Friday, January 6, 2017

What Does It Mean Anyway?

I think certain significant experiences define most families. My husband's family, I believe, was largely defined by its three-year sojourn in France in the late 1970's. The title of this blog, Just Allez, is a beautiful example of "franglais," the special form of not quite French, not really English either, that Bob, my late and great father-in-law spoke. Enough people have asked me about the blog's title so I thought it time to tell the story behind it. Because there is always a story.

Bob never managed in French, as Jeanne, my mother-in-law likes to say. That's sort of an understatement, even though Bob loved all things French. He loved the food and the culture; the art and the architecture.  He loved Paris, his adored second city. He also loved the language, except for the fact that he could not exactly "parler en francais," even though he fancied himself somewhat fluent.


 To illustrate the point, let me take you to a family of seven traveling together in 1979 or 1980 (who really knows at this point) from Venice (could have been Rome, too), where they had been on holiday, to France in a Peugeot 504 familiale wagon. That is a generous name for a small car (with no air conditioning or radio) filled with Bob and Jeanne and their five sons, including my husband who would have been about 13 and his brothers who would have ranged in age from 6 to 14, and their luggage.  I imagine it was a bit like those clown cars at a circus.

As the story goes, Bob, who was driving the clown car, arrived at a tunnel through the Alps to France with a toll, of course. Bob stopped the car at the toll, and the toll taker -- long before automated tollbooths or EZ Pass -- asked, "Monsieur, voulez-vous seulement 'allez' ou 'allez et retour'?" "Sir, would you like a one-way toll or a round-trip toll?" The more literal translation is "Are you "going" or "going and returning?"
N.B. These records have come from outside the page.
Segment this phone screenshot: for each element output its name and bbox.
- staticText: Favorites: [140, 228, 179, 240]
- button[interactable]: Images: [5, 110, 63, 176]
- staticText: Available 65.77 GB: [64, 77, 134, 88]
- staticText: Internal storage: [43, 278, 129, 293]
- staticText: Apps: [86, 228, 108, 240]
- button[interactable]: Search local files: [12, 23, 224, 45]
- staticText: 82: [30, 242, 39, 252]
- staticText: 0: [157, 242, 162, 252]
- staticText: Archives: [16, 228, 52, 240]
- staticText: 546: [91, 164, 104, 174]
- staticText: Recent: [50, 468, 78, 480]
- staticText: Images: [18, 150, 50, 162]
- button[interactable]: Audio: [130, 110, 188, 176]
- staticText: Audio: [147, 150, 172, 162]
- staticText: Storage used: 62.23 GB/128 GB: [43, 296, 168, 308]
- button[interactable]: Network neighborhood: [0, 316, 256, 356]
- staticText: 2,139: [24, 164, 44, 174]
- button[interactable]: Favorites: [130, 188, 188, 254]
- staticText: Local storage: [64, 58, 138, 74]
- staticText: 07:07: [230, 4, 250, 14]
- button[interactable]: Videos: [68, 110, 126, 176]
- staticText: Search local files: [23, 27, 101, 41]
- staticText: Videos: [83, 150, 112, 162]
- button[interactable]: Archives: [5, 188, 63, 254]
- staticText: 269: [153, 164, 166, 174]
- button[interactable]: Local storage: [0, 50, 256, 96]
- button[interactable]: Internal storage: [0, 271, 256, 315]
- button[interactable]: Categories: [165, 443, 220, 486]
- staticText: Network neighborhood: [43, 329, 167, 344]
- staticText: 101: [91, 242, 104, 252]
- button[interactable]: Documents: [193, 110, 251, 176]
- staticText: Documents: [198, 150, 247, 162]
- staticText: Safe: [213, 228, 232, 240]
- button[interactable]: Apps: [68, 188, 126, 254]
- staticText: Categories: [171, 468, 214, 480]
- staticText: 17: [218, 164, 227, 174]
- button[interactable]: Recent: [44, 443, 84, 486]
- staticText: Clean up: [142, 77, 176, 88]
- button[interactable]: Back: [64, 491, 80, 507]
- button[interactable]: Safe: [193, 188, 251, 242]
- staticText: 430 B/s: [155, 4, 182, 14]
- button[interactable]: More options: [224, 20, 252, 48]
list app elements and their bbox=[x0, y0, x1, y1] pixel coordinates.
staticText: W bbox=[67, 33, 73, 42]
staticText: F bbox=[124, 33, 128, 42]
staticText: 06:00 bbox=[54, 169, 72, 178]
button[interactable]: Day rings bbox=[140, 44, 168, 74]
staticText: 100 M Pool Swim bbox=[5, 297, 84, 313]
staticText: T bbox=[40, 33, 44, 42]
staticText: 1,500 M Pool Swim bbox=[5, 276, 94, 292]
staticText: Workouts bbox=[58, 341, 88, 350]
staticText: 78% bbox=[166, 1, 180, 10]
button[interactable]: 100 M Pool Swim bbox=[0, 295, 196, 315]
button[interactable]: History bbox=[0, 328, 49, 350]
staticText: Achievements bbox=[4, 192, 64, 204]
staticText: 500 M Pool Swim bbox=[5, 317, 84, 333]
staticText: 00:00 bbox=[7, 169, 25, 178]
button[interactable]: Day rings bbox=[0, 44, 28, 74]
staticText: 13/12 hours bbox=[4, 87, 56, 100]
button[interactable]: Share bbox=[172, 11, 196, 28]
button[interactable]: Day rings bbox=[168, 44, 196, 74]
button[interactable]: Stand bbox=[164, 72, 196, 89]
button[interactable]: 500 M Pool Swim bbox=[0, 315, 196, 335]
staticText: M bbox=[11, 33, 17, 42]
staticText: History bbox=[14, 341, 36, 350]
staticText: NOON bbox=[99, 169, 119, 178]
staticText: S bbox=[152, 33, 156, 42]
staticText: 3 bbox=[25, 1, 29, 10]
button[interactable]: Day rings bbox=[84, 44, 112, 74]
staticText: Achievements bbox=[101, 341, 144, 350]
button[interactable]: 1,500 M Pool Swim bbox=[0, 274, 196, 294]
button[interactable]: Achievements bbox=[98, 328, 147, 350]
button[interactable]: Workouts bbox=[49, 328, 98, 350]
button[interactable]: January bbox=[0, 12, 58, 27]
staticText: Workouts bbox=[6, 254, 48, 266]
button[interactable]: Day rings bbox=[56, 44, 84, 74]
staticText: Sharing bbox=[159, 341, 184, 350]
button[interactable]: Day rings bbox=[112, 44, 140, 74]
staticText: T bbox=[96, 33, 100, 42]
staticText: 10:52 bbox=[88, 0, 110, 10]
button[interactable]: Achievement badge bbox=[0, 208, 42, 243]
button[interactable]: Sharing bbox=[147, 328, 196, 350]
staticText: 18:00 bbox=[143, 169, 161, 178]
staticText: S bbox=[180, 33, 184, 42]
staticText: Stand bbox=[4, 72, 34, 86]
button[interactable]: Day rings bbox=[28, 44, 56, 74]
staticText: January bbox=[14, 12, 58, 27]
Now, if you are truly bilingual, you can automatically switch gears from one language to another and speak and think in that language without -- and this is the key -- simultaneously translating. The rest of us need to translate, however. If you have ever tried to parler in another language, via translation, you also may have experienced that truly horrifying instant when your mental dictionary slams shut, and you cannot remember the words to use.

I believe that this is what happened to Bob at that moment when the toll taker asked "Allez ou allez et retour?" Yet, without missing a beat, legend has it, Bob replied, "Just allez!" He paid the one-way toll and rolled on through the Alps to France, while Jeanne and his sons spasmed with laughter.  "Just allez" became a commonly used franglais expression in the Corrigan home evermore. "Where are you going?"  "Oh, we are just allez-ing to the bakery." "We are just allez-ing to the movies." The boys rode Bob about this for years.

That's the story, as told to me, and I am sticking with it. Because sometimes all you can do is keep going!